Отсюда Бухарев прямо переходит к основному составу нашей планеты («материк», вода, воздух), активно используя аналогии между физическим и духовным миром. Он убежден, что при таком подходе и геология может стать «православной наукой»… Конечно, это явный анахронизм: Запад занимался подобными опытами, в основном, в XVIII веке. Там было и «богословие электричества», и «богословие насекомых» – инсектотеология…
В своих письмах к свящ. А. Лебедеву Бухарев не раз высказывает желание «овладеть геологией»569, область которой ошибочно оставлять вне света веры. «Мне хотелось верующим показать, – пишет он, – что они напрасно чуждаются геологии, как зверя, что и область геологии может и должна осветиться Христом (сколько у Рулье поставлено на вид геологических фактов, они у меня объяснены из кн. Бытия без нужды в других теориях), а геологистов хотел бы я вызвать к тому, чтобы, хоть для опыта, взглянули они на дело мирообразования другим, а не своим, рутинным уже для них взглядом»570.
К. Ф. Рулье (1814–1858) немного не дожил до выхода в свет книги архим. Феодора, но вряд ли она смогла бы повлиять на его научные интересы… Впрочем, Карлу Францевичу как биологу, наверное, любопытно было бы почитать рассуждения о. Феодора о репродуктивной силе пернатых и земноводных:
«Пернатые и живущие в водах животные, конечно, уже с самым бытием своим имели в своем составе приемлемость и самые органы к плодотворности; однако ж той и других еще недостаточно для действительной плодотворности, ибо с тою и другими животные могут быть и иногда бывают бесплодными. Почему Бог Отец нарочито и, следовательно, чрез особое устроение творческого Слова и животворное действие Самого духа дарует новосозданным животным плодотворность как новый высший дар своей творческой щедрости»571.
Подумать только: единовременно Создатель не осилил задачу даровать твари полноту способности самовоспроизведения! Потребовалось два этапа, из которых, надо полагать, в первом Слово и Дух даже и не участвовали… Нужны их сугубые усилия для получения полноценного результата! Не будем затрагивать еще более тонкую тему: зачем тварям вообще надо было размножаться, коли смерть еще не вошла в мир через грехопадение человека?

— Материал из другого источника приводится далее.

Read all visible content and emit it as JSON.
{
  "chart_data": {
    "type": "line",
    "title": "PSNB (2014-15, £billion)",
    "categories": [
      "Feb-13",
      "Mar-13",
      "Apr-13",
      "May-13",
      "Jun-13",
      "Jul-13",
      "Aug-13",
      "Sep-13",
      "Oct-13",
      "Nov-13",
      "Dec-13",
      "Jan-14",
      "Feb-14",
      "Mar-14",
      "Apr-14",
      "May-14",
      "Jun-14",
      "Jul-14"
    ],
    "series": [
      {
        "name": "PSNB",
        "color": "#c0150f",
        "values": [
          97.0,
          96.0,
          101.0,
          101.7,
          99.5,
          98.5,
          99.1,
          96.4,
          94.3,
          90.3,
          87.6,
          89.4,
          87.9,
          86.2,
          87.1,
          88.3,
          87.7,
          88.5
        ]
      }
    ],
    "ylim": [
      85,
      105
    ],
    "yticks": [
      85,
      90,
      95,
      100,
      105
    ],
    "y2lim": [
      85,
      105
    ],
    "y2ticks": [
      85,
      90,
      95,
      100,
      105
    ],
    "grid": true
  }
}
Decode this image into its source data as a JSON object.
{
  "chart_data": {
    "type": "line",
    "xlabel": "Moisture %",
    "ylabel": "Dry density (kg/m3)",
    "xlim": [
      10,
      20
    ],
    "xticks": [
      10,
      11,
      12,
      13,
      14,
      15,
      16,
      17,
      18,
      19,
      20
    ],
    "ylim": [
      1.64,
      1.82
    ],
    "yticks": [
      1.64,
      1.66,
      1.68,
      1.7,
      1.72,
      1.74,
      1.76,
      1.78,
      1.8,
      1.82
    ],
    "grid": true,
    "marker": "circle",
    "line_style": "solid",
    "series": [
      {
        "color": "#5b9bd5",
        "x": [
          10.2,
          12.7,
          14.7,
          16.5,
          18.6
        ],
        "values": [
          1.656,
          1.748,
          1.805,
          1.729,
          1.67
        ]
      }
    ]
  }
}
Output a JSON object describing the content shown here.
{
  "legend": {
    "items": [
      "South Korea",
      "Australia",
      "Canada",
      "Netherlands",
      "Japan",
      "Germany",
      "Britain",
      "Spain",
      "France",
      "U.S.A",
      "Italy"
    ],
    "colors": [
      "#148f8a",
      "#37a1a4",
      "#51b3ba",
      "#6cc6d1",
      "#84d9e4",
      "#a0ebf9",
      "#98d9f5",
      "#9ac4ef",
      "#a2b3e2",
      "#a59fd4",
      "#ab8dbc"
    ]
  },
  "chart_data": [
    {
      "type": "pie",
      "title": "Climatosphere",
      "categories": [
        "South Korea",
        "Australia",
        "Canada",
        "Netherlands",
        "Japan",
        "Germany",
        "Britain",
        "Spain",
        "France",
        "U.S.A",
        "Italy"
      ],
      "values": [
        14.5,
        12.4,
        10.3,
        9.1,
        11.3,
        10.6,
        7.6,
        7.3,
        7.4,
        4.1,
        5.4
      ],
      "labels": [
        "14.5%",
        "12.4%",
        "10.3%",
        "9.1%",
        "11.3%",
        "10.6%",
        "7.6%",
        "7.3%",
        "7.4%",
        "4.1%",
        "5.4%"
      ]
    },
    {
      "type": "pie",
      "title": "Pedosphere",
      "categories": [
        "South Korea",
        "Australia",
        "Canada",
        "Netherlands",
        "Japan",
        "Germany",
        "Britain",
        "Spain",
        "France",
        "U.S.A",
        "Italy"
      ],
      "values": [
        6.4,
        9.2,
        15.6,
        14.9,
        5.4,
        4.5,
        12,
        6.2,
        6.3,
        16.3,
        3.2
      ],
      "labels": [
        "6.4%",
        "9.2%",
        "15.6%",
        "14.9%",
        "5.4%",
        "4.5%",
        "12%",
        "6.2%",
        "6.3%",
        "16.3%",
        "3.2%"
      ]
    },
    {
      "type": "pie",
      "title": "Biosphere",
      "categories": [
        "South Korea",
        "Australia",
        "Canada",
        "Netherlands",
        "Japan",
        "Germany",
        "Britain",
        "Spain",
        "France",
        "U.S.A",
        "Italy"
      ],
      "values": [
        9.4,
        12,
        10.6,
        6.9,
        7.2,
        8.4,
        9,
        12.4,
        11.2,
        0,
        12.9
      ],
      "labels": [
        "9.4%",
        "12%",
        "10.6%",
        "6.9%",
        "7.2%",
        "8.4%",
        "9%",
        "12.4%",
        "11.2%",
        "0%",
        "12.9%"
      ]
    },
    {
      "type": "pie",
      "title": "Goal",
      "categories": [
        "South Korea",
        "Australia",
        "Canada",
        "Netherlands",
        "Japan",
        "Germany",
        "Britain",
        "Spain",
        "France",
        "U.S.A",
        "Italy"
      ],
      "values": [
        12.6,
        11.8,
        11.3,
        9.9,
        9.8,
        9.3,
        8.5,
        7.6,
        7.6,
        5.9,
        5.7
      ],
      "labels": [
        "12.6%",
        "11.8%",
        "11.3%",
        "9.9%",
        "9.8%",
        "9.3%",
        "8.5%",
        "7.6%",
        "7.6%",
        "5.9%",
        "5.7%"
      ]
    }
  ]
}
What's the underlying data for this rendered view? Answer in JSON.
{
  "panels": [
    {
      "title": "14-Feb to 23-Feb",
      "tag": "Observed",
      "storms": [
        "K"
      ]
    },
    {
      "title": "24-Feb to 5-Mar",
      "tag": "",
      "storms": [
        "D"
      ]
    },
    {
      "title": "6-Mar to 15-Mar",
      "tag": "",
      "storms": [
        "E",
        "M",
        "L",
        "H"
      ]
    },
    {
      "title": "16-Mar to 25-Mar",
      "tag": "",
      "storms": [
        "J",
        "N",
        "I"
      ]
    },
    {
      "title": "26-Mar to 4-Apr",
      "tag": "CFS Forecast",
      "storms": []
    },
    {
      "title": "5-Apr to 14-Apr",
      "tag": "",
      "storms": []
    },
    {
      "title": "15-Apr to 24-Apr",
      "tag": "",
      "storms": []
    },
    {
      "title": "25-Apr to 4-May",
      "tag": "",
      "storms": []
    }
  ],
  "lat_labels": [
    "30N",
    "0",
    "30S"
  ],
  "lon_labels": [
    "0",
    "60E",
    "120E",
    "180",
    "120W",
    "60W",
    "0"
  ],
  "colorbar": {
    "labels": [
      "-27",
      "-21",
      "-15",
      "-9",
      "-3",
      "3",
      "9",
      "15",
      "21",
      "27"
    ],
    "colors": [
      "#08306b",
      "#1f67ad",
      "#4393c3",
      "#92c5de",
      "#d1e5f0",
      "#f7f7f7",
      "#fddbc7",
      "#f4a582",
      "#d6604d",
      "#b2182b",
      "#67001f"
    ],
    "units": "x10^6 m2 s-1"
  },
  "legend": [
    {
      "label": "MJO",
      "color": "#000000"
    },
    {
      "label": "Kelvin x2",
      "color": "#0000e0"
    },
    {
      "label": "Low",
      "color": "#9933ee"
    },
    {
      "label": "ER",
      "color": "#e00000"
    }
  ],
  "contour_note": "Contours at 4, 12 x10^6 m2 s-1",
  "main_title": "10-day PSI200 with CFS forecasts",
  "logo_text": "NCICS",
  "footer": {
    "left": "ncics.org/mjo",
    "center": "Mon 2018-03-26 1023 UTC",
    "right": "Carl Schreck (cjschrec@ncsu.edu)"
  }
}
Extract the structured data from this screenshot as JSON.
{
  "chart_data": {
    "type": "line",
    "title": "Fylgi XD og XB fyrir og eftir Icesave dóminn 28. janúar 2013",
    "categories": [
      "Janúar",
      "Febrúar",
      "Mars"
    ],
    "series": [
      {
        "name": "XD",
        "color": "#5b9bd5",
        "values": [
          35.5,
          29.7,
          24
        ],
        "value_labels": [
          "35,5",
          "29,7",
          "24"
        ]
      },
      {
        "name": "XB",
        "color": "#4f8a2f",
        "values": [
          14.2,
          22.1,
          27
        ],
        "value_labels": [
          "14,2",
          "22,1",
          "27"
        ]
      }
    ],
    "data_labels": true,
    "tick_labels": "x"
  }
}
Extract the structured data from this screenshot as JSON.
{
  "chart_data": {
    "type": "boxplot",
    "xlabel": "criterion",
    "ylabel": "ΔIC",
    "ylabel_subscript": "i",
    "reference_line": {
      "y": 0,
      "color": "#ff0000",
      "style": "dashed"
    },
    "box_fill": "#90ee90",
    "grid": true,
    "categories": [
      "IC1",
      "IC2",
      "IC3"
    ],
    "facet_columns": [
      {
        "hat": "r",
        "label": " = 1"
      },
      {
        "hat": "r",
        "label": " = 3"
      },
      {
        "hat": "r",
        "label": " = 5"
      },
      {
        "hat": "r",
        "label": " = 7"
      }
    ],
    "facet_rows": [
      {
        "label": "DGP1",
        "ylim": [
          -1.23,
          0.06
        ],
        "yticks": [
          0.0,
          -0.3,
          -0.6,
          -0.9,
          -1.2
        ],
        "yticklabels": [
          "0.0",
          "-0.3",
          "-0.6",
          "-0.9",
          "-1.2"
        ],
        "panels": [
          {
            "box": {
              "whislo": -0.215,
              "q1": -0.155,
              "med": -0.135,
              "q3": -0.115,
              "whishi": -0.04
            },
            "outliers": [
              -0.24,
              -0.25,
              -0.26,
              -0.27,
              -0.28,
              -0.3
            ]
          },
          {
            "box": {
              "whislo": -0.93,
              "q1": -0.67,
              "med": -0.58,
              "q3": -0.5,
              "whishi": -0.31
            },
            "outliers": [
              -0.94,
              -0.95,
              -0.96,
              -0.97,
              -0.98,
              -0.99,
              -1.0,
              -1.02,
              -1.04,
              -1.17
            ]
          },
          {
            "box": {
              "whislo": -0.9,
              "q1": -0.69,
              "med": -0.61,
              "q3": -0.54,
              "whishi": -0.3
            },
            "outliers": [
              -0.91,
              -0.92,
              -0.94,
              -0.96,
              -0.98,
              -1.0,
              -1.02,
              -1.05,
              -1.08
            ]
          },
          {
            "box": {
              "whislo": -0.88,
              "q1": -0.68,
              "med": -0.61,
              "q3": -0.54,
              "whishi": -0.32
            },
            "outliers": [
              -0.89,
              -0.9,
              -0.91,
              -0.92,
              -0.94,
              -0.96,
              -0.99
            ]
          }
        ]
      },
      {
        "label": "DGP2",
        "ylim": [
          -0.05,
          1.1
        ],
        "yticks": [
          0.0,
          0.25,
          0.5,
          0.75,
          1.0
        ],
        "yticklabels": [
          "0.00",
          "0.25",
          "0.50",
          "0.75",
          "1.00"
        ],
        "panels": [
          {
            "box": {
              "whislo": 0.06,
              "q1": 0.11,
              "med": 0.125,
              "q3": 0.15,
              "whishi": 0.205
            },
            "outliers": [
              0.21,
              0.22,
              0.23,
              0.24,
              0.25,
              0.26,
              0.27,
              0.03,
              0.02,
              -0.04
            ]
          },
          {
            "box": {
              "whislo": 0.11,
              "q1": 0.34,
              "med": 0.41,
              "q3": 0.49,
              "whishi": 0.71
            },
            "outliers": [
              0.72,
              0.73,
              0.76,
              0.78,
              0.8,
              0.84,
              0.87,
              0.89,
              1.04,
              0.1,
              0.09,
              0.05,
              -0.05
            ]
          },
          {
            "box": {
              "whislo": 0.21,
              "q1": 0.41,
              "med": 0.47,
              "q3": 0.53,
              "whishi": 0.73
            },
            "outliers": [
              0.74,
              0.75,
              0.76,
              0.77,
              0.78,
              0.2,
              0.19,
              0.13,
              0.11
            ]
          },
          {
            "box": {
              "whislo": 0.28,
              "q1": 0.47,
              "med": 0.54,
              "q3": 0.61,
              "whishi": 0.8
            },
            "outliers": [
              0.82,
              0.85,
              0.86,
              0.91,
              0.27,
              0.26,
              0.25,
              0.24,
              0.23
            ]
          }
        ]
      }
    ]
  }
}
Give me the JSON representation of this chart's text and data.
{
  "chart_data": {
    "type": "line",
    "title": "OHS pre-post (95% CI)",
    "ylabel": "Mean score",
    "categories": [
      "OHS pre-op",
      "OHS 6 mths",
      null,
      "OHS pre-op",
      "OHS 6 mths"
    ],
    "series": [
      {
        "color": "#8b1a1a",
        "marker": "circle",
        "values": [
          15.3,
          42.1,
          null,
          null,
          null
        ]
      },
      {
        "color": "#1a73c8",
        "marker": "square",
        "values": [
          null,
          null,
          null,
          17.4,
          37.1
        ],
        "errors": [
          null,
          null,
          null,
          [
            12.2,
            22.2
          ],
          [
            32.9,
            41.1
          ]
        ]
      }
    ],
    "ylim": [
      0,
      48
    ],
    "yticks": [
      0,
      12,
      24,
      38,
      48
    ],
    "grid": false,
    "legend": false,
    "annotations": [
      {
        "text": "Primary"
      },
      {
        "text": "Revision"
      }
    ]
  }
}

Показательны рассуждения Бухарева на темы ангелологии. «…Соразмерно с затемнением духовного значения начал вещественного мира, в которых выражено подзаконное водительство и устройство Церкви, должно было преграждаться в своих проявлениях и плодотворности и самое служение св. Ангелов спасению человека, как державшееся на основании Творческого совершения мира; а, след<овательно>, стеснялось и затруднялось раскрытие самого назначения св. Ангелов как воинства неба и земли ко спасению и славе человечества»572. Этим, по Бухареву, объясняется, почему «к концу Ветхозаветной Теократии вопрос о судьбе избранного народа, по видениям пророка Даниила, высшие из Ангелов обратили как бы в личный вопрос для себя»573.
Вот и задумаешься, не зная источника, это – из Бёме или Р. Штейнера?..
Понимая ангельскую природу как «свободно-разумную», Бухарев делает вывод, что она должна «проходить свое поприще не иначе как духовно или свободно-сознательно», а в таком случае с момента своего сотворения небесные воинства в известном смысле развиваются, постепенно входя в замысел Божий о мире и свое ему служение… «И вот, – пишет Бухарев, – созерцание видимого мироздания, в котором отображаемы были и тайны невидимого мира духов, и было для них прямым или самым действительным способом и побуждением и случаем к тому, чтоб они в Божественном свете творческих действий, в продолжение шести дней раскрывающихся в видимом мире, входили, сколько возможно, в полное сознание одной за другою тайн образа и порядка собственного бытия и чтобы, по мере сознания и разумения оных, уже свободно вступали в предначертанные для них Творцом условия и преимущества бытия»574.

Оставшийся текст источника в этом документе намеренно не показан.